De vrijheid om – volgens het principe «pas toe of leg uit» – beredeneerd af te wijken van de bepalingen van de governancecode van de branche doet recht aan de autonomie en variëteit van de mbo-instellingen. Het is de verantwoordelijkheid van het bevoegd gezag om de wettelijke bepalingen na te leven en vorm te geven. De governancecode van de branche geeft uitwerking aan die wettelijke bepalingen. De code draagt bij aan transparant bestuur binnen de sector. Voor belanghebbende partijen wordt duidelijk wat zij mogen verwachten van bestuurders van instellingen. Bovendien kan de code bestuurders van instellingen ondersteunen bij het vormgeven van goed bestuur in de praktijk.

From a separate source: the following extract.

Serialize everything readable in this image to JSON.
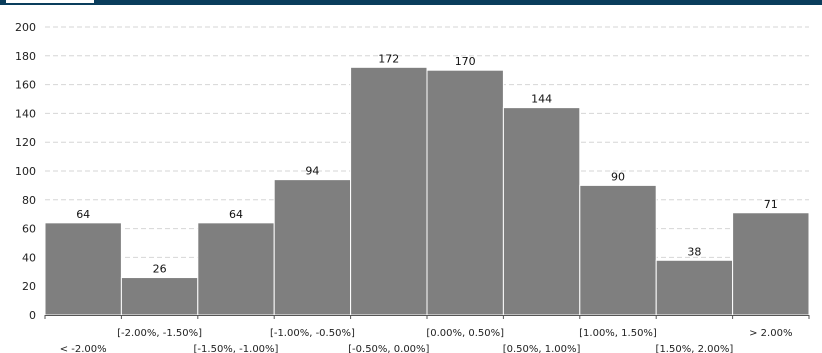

Het past bij de verantwoordelijkheid (en hoofdelijke aansprakelijkheid) en de professionaliteit van bestuurders van instellingen om zelf te bepalen of zij alle bepalingen volledig naleven of dat zij beredeneerd afwijken. Het is immers denkbaar dat er omstandigheden zijn waaronder een andere aanpak beter past bij de situatie of ook leidt tot hetzelfde doel van de bepaling. Wanneer wordt afgeweken van de code mag van bestuurders worden verwacht dat zij belanghebbende partijen hierover informeren (tenminste via het jaarverslag). Artikel I, onderdeel E (artikel 2.5.4, eerste lid ) van het voorliggende wetsvoorstel verplicht instellingen om in het jaarverslag verantwoording af te leggen over de omgang met de branchecode, die bij ministeriële regeling kan worden aangewezen. Afwijkingen die leiden tot het niet of onvoldoende naleven van de wettelijke bepalingen zijn onacceptabel.

Op welke wijze kunnen de bewindspersonen ingrijpen als er in hun ogen op een onacceptabele wijze van de branchecode wordt afgeweken?

Een afwijking van de branchecode is op zich geen reden voor de rijksoverheid om sancties toe te passen. Wel kan de bekostiging worden ingehouden of opgeschort als het bevoegd gezag van de instelling niet voldoet aan de verplichting op grond van artikel 2.5.4, eerste lid, WEB om zich in het jaarverslag over de afwijking te verantwoorden. Ook kunnen sancties worden toegepast als behalve van afwijking van de branchecode tevens sprake is van onvoldoende kwaliteit van het onderwijs of strijd met een wettelijke bepaling. Mocht in de praktijk blijken dat de branchecode onvoldoende wordt nageleefd en dat de branche zelf deze code onvoldoende actueel en levend houdt, dan kan er altijd nog voor worden gekozen om bepaalde onderwerpen waarbij het instrument van de branchecode tekortschiet, wettelijk te regelen.